結局あの後は豊田先生から個別の事情聴取と説教を食らい、親にも怒られ、今日の全校集会でもやり玉に挙げられてと散々な目に遭った。
もうあんな目に遭ってたまるか。少なくとも今年中は怪談話をしているだけで先生達から嫌みを言われそうだ。
渉の目を盗んで参加したのが良くなかった。渉さえいれば見つかることなんてなかったはずなのに……。悔やんでも悔やみ切れない。

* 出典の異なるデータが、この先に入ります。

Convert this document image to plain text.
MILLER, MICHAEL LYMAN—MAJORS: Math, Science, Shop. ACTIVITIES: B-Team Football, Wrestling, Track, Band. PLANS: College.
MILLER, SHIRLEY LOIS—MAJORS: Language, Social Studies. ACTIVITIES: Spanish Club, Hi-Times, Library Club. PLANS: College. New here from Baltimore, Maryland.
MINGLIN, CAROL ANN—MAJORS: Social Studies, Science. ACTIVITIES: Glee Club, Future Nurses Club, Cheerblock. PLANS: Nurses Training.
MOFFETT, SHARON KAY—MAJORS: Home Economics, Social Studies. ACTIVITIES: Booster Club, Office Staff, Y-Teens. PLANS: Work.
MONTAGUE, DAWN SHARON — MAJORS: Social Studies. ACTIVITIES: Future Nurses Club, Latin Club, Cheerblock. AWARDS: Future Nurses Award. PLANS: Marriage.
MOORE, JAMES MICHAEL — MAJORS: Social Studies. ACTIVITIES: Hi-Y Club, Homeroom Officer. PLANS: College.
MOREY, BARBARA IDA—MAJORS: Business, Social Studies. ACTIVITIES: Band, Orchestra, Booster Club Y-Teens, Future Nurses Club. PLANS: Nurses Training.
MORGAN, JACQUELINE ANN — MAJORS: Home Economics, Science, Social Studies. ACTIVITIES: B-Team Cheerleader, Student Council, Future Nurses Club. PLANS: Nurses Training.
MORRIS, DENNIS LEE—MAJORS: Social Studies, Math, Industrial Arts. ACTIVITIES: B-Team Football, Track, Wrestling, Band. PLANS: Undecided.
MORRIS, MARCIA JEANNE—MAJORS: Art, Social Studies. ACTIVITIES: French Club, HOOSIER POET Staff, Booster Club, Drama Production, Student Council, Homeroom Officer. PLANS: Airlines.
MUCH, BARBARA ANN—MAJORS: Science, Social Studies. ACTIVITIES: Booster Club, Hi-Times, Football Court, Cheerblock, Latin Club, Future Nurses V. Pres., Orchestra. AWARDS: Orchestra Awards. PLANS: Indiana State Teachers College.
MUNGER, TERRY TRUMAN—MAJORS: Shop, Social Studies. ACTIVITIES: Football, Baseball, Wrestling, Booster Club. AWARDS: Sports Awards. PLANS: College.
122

「怪談話以外にも遊びはあるんだから、違う事して遊ぼう」
「よっぽど堪えたんだね」
「……うん、素直に懲りた」
佐和の家は、巳継の家から見て校区の反対側にあった。
もはや隣町まで歩いたのと変わらない。長い距離を歩いて若干疲れたが、佐和の家についたということで疲れが吹き飛んだ。

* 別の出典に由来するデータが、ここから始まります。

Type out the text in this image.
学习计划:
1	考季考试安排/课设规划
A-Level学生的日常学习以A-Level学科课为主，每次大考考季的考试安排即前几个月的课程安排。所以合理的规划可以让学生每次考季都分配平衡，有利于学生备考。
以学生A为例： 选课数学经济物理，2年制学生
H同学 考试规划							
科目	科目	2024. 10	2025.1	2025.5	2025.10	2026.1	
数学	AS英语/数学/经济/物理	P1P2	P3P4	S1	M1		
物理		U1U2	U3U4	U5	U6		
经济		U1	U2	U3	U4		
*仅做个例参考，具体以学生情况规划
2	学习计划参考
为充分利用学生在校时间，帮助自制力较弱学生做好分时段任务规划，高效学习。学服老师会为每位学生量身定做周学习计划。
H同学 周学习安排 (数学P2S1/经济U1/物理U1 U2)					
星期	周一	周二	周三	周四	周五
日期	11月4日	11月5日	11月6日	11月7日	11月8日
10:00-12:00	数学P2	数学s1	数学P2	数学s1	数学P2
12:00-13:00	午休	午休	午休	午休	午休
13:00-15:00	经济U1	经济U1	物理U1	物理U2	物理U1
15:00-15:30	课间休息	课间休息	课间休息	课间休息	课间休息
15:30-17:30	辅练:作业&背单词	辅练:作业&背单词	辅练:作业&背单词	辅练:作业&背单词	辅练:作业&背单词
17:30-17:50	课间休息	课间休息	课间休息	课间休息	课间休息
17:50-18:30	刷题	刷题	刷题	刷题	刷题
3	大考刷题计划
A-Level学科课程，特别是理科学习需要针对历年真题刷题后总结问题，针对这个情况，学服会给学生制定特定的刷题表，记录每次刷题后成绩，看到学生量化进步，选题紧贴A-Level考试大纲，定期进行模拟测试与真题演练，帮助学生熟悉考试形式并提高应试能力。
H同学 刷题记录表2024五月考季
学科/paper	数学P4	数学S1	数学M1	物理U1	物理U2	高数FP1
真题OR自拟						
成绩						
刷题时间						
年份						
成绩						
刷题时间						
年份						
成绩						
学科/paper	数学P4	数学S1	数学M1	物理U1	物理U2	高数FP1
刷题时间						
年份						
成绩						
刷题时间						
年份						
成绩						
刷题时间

玄関の前にある小さめの庭は綺麗に手入れされている。雑草もなく、足跡がくっきりと見えた。昨晩も雨が降ったため、土がかなり濡れているのだ。
「入って」
そう言いながら佐和が玄関の扉を開けてくれる。
「お邪魔しまーす」
「お邪魔します」
巳継以外には聞こえないが、挨拶は欠かさない渉と一緒に、佐和の部屋で少し待っていると、佐和が幾つかのアルバムを抱えて部屋に入ってきた。
「お待たせ」
「ううん。なにそれ」
佐和がどさどさと床にそれらを置いて並べた。
「ちょっと見てもらいたくて」
「うん……?」
答えになっていない返答の後、佐和が黙り込んだ。俯いている。
しばらくの間、そのまま佐和は俯いていた。
「……えっとね」
「どうしたの?」
「あのね、お願いがあるの」
そういえば、全校集会の前も何かを言いかけていた。
「何のお願い?」
「……お父さんが居なくなっちゃったの」
佐和が僅かに顔を上げた。その目には大粒の涙が浮かんでいる。
「お父さんね、昨日から居なくなっちゃったの」
「どこかへ出かけているんじゃ……」
「だって仕事にも行ってないし、もう警察に届けようかってお母さんが……」
「そう……」
嗚咽を漏らす佐和は、耐えきれなくなったのか巳継の肩に額を押しつけて泣き始めた。
肩でも抱いて「大丈夫だよ」と言えれば良いのだが、そんなことはできない。
どうしようもないほどアルバムを見たくなかった。今も涙を流し続ける佐和に、
「さっきからあなたの後ろに立っている人はお父さんですか?」
などと聞けるわけがない。
霊は別に怖い存在ではない。たかが幽霊だ。余程強い恨みでもない限り、人に影響など与えられない。
そうは言っても、今日、佐和が体育館で言ったとおり、後ろの霊が父親だった場合、既に死んでいることになる。巳継にだけわかる、確固たる証拠だ。
軽はずみな発言はできない。
渉はというと、ずっとその霊のことを凝視していた。何をするでもなく、暫くただ凝視していたかと思えば、その霊に向かって、「聞きたいことは山ほどあるんだが、ちょっと良いか?」と部屋の外を指さして連れ出してしまった。
まあ幽霊同士も互いに影響を与え合うことは出来ないので、何も起こらないだろう。
二人が出て行ったので、佐和と二人きりになった。
しかし、そのあとも沈黙が続いた。
どう言ったらいいんだろう。「僕が何とかするよ」とでも言えば良いのか。いや、できるわけがない。自分に何ができる。警察に任せるべきだ。ならば「僕には何もできないよ」と言うべきか。駄目だ。さすがにそれも言えない。泣いてる女子相手にそんな突き放すようなことを言えるわけがない。
巳継はほんの少し経った後、こう言った。
「泣かないで……。一緒に探すから」
「ほんとう?」
できるのは、もう寄り添うことだけだ。
「……うん、ほんとう」
探すよ。絶対に。あなたが納得するまで、ずっと。